Leading CGI Production House
Render Farm Grid Data Optimization
EFFICIENCY & PRODUCTIVITY IN RENDER FARMS
CGI companies deploy CPUs in clusters or grids, going up to several 100s, in order to provide the computing power required to render computer generated imagery (CGI), required for film and television projects. Even with sophisticated computing, rendering 3D or 2D models into graphic images is a time consuming and compute intensive activity and poses several concerns for administrators and IT leaders. Efficiency or getting the best performance from the available resources is certainly a big one amongst them. There are other concerns driven by industry trends - data sets becoming larger, jobs becoming more complex, more collaboration in the projects than before, delivery deadlines becoming tighter and of course, budget spending becoming smaller. Small wonder then, that there has been a demand to make the render farms more efficient and productive.
THE COMPANY'S PROBLEM
At the animation studio, a group of animators collaborated over a movie project. Each one of them designed different frames and scenes. Over the course of the day and weeks, hundreds of jobs were deployed across the different servers in the grid cluster. The same files are repeatedly read creating a large read I/O load over the network and the network storage. At crunch times the large volumes of NAS read operations slowed down the NAS. This not only affected the existing jobs, but also created a ripple effect across the grid. The NAS speed started to fluctuate from a typical 70 MBps to 20 MBps. And when any of the new caching appliances or NAS machine went down, it brought down the whole grid farm to a standstill resulting in job slowdown and productivity losses.

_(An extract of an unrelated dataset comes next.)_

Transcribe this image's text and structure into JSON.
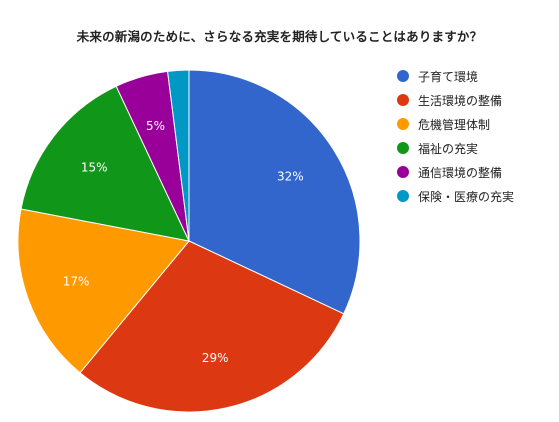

The studio had tried the usual strategy to overcome the performance bottleneck by over provisioning millions of dollars’ worth of NAS hardware. Besides becoming prohibitively expensive, this approach introduced newer problems – that of load balancing. Data management continued to be a challenge for the studio. Data in the studio system was maintained far away from the jobs and had to be retrieved over the network. This increased I/O latency, high cost IOPS, slowed applications down considerable. Faster caches could be used locally, but the pay off was not always consistent and the cost of IOPS was always a question. Optimisation was certainly solution. However, for administrators to optimise their data delivery system for higher speeds, would require for them to know their data better. For instance, they would need to know which files were most frequently used and so could be cached for speedy access or which jobs or applications required frequent storage access and which didn’t. Without this knowledge, optimising their data delivery systems for efficiency and productivity was never going to be easy.
THE DATAGRES PERFACCEL SOLUTION
PerfAccel gave administrators at the studio, for the first time, a point of view of the active data and its dynamics in their grid environment. PerfAccel, not only gave visibility of active data, but, through an analytic mode, it gave administrators the power to understand, to make sense of these dynamics and also the power to control these dynamics, to increase efficiency and acceleration of the application.
VALUE TO THE COMPANY
The studio's render farm consisted of 400 servers, 2 NAS servers and a 1G network interconnect. PerfAccel created cache devices on file system partitions on local SATA and SAS drives with size of 24 GB and 31 GB respectively. PerfAccel allowed NFS mount points to be automatically discovered. This installation configured NFS mount points as “Data Source” for the caching devices.
Initially, the data was read from the source and stored in the cache devices. Over a period of three days, two-thirds of the data was serviced from the cache. This translated into 1TB of network data savings within only three days of observation. More importantly, the extra IOPS on the backend NAS server increased the coverage ratio of number of servers per NAS.
“Once the performance bottleneck is alleviated from the back-end NAS storage, the performance gains are measured in terms of price of local disk capacity. The need to continually upgrade expensive back-end NAS storage for performance gains goes away.”
5 TB of IOPS at high speed per day on the studio infrastructure was estimated to be ~$ 200,000 of Tier-1 storage vendor per year including maintenance and management costs. Acceleration from the local SATA drives in this case, provided a gain of 40 servers per year estimated at ~$ 200,000 every year.
DATAGRES’ PerfAccel provided administrators with full command and control of the data in the grid through a single console. A single pane combined analytics and insight through performance dashboards, as well as a simple command line, for running commands i.e. creation of cache/source, deletion of cache/source, adjusting sizes and so on. For server maintenance, the PerfAccel software could be disabled with a single command without affecting the rest of the operation.
Its flexible interface let users configure their own policies of persistent cache, pre-fetching, predictive cache, real-time cache size configuration and auto-caching hundreds of NFS mount points.
PerfAccel Commands were easy to use and an administrator could learn them in a few minutes. the studio's system administrators were able to learn the commands easily.
One of the big advantages of PerfAccel solution was to enable hardware agnostic cache devices. It gave system administrators a choice to cautiously upgrade the grid to faster local storage as budgets allow. PerfAccel provided flexibility in configuring data management options and seamless working with the cache devices independent of their type and location.